D’ailleurs son nom faisait l’unanimité pour une nomination à la tête de ce nouveau service.
1.
La découverte des effets de la bienveillance
Les débuts ont été un succès avec une mise en place et le règlement de tous les problèmes techniques et humains avec beaucoup de doigté et de savoir-faire.
Le lancement a été donc satisfaisant, les résultats commerciaux honorables, sans être à la hauteur de nos ambitions pour autant.
Puis les premières déconvenues sont arrivées, à peu prés 1 an jour pour jour après la création :
- Alors que ce service était composé de jeunes cadres dynamiques, à 17 heures tout le monde était rentré chez soi.
- Quand je venais en visite, il flottait comme un air de contentement de soi, de confort chic.
- Les résultats commerciaux sont devenus tout juste acceptable sans jamais arriver dans une zone rouge.
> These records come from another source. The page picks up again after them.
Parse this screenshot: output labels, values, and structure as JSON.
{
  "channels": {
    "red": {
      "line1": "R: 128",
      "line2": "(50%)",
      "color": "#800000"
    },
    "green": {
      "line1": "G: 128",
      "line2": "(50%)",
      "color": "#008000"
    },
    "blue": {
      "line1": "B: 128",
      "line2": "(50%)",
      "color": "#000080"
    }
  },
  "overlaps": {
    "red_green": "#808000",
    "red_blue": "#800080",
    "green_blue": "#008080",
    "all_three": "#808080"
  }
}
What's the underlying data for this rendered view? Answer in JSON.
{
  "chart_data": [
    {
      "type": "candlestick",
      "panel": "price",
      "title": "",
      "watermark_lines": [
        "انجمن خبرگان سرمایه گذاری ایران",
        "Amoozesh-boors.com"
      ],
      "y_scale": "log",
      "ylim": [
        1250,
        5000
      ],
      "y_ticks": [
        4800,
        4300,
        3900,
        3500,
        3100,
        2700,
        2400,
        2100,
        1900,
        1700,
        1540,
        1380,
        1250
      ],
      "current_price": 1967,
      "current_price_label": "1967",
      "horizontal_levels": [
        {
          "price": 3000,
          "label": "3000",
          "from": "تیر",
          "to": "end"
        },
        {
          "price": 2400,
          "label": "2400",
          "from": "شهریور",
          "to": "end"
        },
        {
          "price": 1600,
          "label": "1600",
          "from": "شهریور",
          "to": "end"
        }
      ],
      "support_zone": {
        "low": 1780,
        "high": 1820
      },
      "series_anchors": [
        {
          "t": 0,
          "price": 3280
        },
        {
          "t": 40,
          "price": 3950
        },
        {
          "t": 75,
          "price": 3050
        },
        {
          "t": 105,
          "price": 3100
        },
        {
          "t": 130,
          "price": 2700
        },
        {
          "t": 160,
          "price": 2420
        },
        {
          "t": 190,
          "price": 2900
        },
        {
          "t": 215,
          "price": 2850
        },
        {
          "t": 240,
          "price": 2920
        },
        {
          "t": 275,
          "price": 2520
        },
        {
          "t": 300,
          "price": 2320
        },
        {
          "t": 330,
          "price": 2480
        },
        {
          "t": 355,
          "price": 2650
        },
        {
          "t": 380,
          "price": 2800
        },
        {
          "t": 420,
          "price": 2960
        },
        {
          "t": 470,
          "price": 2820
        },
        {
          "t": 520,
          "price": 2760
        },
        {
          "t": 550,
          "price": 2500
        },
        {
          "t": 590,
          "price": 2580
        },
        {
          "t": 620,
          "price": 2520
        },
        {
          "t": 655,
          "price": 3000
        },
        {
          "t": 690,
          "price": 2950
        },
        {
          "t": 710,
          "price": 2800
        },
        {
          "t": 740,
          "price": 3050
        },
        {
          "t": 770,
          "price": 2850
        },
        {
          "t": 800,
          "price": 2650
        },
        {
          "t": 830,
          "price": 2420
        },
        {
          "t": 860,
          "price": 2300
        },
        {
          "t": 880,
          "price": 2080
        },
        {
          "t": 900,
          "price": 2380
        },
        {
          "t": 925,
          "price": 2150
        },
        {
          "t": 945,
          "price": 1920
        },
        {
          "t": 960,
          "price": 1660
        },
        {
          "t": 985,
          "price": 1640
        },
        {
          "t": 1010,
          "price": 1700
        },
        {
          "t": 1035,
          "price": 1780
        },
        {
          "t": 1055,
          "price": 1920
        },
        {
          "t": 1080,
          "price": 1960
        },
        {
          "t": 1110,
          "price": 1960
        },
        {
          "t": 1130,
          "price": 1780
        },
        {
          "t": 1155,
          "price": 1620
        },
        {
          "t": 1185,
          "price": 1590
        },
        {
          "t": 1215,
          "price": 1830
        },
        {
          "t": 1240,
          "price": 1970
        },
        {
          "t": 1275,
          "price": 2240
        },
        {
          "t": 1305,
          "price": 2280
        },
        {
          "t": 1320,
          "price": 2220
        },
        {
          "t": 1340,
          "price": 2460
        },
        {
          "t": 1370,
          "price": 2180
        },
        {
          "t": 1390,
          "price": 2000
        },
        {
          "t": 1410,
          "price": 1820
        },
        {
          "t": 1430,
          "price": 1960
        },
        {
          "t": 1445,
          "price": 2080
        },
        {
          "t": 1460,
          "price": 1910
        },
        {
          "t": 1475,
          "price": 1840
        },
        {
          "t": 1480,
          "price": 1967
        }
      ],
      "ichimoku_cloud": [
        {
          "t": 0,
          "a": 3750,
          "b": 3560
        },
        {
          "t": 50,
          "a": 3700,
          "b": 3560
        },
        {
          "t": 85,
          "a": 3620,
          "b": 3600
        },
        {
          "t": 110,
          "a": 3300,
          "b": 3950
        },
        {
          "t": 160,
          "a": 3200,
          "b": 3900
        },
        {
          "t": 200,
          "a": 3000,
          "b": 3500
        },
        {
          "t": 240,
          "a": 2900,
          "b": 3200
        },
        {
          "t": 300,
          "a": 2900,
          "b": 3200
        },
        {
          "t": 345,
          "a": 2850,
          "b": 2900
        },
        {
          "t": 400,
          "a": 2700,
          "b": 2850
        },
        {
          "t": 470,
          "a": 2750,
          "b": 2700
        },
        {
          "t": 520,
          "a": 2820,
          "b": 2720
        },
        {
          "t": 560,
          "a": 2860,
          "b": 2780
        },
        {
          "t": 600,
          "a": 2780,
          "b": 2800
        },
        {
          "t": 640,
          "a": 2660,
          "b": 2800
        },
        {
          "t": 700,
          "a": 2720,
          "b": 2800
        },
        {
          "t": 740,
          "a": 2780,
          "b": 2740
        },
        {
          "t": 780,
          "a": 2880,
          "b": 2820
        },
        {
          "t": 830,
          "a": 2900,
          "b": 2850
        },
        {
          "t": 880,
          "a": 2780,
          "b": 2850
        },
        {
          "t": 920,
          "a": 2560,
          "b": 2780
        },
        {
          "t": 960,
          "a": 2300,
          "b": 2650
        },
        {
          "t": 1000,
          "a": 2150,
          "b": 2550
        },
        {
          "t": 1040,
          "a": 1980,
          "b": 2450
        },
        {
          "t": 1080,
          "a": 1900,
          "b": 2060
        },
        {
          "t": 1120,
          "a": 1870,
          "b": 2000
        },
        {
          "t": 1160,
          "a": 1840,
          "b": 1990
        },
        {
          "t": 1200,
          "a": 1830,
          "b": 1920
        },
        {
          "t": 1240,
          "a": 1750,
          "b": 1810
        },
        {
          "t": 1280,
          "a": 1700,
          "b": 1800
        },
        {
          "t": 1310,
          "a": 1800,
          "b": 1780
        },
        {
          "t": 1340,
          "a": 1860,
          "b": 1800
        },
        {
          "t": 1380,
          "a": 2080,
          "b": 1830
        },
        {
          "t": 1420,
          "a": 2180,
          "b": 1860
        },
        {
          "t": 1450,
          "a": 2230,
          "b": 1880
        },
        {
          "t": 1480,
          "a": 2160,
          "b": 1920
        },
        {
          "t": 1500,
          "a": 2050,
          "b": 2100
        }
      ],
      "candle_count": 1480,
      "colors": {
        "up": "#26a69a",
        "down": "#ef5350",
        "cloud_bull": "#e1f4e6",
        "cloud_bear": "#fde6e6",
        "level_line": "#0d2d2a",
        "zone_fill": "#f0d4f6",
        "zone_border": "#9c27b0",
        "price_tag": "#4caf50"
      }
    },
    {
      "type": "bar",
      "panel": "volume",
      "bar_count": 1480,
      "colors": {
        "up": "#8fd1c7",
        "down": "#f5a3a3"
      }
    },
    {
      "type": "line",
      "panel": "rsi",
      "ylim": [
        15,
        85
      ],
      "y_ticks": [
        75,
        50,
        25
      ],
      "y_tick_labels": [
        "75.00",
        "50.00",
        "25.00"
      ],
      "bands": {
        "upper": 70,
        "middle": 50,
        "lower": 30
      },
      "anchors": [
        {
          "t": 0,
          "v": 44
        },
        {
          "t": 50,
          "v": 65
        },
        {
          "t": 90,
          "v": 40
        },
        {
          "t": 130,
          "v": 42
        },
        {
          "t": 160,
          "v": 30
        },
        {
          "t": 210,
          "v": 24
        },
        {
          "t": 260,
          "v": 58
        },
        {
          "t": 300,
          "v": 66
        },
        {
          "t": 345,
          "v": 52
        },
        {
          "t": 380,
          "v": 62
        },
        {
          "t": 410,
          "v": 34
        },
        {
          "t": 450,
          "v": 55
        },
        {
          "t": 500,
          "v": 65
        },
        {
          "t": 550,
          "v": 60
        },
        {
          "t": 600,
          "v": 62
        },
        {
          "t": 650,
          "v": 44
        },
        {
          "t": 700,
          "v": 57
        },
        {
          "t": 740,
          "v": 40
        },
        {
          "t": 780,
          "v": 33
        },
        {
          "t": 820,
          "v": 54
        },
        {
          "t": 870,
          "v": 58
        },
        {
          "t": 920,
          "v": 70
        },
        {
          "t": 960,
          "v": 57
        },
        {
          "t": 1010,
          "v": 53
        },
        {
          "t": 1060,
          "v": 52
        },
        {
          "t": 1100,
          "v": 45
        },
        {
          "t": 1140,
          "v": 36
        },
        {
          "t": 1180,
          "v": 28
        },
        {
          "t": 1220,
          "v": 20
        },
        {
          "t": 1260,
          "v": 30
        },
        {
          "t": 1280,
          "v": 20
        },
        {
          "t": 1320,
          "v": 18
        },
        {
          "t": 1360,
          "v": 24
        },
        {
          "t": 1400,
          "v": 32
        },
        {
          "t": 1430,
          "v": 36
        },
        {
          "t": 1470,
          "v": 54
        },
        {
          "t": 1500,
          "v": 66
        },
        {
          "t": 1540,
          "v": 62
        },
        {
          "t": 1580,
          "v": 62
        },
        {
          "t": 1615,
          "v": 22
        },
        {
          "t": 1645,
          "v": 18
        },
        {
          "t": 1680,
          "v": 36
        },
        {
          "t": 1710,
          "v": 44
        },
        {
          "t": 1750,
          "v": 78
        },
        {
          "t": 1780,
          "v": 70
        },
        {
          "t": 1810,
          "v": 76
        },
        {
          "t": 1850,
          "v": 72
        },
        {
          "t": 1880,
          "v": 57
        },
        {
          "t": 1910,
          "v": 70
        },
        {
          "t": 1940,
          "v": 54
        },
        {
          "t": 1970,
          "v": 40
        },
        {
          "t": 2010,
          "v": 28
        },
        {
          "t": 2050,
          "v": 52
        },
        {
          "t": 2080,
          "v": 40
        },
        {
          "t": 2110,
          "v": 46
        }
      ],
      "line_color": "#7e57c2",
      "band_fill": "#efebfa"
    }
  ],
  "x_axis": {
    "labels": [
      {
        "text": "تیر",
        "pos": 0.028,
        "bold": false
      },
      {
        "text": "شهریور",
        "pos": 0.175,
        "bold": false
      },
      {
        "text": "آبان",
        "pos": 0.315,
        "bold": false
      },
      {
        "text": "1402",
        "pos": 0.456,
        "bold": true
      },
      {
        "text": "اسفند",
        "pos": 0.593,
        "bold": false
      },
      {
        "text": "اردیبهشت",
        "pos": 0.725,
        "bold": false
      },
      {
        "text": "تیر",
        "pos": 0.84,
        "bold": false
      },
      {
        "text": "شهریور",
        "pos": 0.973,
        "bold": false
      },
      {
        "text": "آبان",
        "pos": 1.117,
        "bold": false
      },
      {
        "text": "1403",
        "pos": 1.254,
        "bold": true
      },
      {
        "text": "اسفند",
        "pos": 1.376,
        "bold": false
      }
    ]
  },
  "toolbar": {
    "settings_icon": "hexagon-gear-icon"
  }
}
- Une culture de l’excuse s’est mise en place.
- Quelques conflits inter personnels sur des sujets incompréhensibles et futiles sont apparus entre certains collaborateurs et leur hiérarchie intermédiaire.
A l’analyse ce manager était l’archétype du manager bienveillant et un brin gentil ; d’ailleurs ses équipes l’appréciaient et le respectaient, il était par ailleurs compétent et animé de la volonté de bien faire.
Les choses ont duré jusqu’au départ naturel de l’intéressé.
2.
L'arrivée d'un management rustique et abrasif
La structure, comme on dit, a décidé de faire évoluer les choses, après le départ du manager en place, en nommant selon leur propre expression « une rupture managériale ».
Est arrivé un profil que l’on va pudiquement qualifier d’opposé:
- Les objectifs commerciaux ont été fortement augmentés
- L’heure de départ du bureau fixé autoritairement à « pas avant 19 heures »
- Ceux qui ne marchaient pas dans le mouvement étaient implacablement mal notés, malmenés moralement et évincés manu militari du service.
Vous savez quoi ?
- Les performances ont été sensiblement meilleures.
- Aucune plainte ni conflit, ou si peu mais vite rentrés dans le rang selon l’expression.
- La lumière brûlait selon l’expression jusqu’à tard le soir…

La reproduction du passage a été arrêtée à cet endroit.